The HP characters were dependable.  I understood their motives, appreciated their closeness, cherished the love that is the core of the series.  For me, the magic was all in the background.  What truly mattered was how perfectly crafted the characters and story were so that every person or creature and every situation was completely relatable.  I was Hermione.  I still see myself as Hermione (though I did have a bit of an identity crisis when Luna Lovegood emerged). 

What else did HP bring to me?  HP brought me close to the people who are my best friends today.  It gave me the chance to share an amazing experience with my family.  Some of my favorite memories involve fighting with my grandmother over whether they'd have to switch the cast of the movies so they would always look 11 ("NANA, THEY GET OLDER IN THE BOOKS!").  It showed me that women, both real and fictional, could be wise, strong and successful, which in turn helped me accept my nerdiness: I once danced throughout a dress rehearsal while holding the Order of the Phoenix in my hands because it came out that day and I sat with about 8 friends at a graduation party that coincided with the release of Half-Blood Prince and raced to finish first.  I could go on and on and on.
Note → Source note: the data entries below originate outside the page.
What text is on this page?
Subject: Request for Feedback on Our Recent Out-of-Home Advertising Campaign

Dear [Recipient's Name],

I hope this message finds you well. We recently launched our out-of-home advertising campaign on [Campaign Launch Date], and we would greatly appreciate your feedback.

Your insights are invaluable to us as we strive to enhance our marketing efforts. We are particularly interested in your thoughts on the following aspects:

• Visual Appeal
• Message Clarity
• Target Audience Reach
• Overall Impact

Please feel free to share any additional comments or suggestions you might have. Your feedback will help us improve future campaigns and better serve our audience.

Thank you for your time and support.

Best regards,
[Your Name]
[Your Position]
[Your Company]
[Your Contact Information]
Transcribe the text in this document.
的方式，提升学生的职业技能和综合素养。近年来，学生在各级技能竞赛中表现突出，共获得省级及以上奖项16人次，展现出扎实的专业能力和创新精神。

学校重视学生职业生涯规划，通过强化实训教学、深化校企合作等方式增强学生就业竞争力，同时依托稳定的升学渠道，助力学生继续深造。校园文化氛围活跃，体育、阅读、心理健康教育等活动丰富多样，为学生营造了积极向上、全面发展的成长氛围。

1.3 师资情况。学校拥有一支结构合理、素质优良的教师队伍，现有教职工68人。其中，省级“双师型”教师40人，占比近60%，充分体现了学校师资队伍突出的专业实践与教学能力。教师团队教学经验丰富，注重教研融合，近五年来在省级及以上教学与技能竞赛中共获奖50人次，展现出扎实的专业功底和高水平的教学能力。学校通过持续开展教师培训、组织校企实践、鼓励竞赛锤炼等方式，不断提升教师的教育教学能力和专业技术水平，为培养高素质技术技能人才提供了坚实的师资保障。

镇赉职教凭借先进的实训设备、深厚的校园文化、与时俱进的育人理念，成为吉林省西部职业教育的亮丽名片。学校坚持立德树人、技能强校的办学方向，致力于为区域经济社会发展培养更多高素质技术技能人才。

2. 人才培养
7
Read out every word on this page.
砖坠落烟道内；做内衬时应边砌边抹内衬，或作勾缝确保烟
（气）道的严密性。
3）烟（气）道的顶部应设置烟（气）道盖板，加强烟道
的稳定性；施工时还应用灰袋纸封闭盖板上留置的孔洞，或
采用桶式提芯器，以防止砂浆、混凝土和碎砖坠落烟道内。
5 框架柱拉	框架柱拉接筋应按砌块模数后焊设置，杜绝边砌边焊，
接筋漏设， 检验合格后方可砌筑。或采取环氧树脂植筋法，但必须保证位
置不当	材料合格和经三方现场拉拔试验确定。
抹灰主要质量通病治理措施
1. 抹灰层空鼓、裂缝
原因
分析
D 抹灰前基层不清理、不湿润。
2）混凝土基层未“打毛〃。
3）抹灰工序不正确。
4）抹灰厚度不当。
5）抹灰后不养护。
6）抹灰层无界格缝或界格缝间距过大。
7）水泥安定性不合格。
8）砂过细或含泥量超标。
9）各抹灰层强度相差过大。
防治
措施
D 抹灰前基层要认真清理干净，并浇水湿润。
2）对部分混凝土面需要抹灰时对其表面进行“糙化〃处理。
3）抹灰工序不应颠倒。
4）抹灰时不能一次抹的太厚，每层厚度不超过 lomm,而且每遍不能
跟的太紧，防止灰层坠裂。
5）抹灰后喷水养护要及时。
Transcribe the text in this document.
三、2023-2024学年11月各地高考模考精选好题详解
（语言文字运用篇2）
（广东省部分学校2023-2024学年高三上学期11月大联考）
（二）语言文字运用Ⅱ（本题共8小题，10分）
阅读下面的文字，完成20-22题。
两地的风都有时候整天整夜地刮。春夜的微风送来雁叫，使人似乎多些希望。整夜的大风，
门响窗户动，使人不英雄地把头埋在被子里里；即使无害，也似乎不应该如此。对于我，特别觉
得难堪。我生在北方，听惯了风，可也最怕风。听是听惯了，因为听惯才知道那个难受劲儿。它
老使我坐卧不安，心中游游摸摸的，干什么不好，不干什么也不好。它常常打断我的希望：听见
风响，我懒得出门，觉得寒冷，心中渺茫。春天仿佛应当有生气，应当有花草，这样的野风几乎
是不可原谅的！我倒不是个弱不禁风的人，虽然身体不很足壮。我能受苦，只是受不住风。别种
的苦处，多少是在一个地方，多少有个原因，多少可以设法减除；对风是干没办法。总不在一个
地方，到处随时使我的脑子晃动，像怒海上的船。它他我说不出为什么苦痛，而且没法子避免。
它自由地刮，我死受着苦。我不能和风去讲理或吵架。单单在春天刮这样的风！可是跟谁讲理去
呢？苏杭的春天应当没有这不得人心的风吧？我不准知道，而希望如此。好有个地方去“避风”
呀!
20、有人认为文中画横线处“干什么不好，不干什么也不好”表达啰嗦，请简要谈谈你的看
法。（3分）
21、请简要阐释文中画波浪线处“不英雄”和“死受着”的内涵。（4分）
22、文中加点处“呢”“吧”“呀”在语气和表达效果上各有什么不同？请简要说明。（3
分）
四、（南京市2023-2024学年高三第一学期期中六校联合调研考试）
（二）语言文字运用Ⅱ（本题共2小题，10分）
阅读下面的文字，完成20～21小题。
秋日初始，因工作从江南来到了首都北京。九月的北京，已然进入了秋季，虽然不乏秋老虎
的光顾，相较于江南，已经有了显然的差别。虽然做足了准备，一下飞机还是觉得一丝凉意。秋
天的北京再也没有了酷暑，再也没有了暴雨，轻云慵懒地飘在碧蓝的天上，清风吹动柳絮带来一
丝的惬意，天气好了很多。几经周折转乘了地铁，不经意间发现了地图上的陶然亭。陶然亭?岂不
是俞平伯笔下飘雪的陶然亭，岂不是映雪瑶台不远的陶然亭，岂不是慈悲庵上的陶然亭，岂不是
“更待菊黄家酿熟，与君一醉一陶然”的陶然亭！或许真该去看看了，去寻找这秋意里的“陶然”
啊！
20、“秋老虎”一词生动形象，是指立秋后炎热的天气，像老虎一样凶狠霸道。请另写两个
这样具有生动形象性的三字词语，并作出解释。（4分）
And I apparently already did because I wrote not a letter, but a small novel. Jeez.

But most importantly HP helped me understand love, friendship and family, and how these 3 are intertwined.  As much as I love the last 4 books for their complexity and dark elements, I treasure the first 3 for introducing me to and keeping these elements in my life.
"Do not pity the dead, Harry. Pity the living, and, above all, those who live without love." - Harry Potter and the Deathly Hallows
That got sappy fast.  So to, uh, counteract that, does anyone else still say "her-me-un" in their head while they read the books? No, just me? Okay.


  1. Here here. I especially agree about the strong female role models. I know I wouldn't be the woman I am today without them!

  2. Hahahaha thanks Dave! Remember leaving Z's grad party to buy you a copy of Half-Blood Prince? HP rules.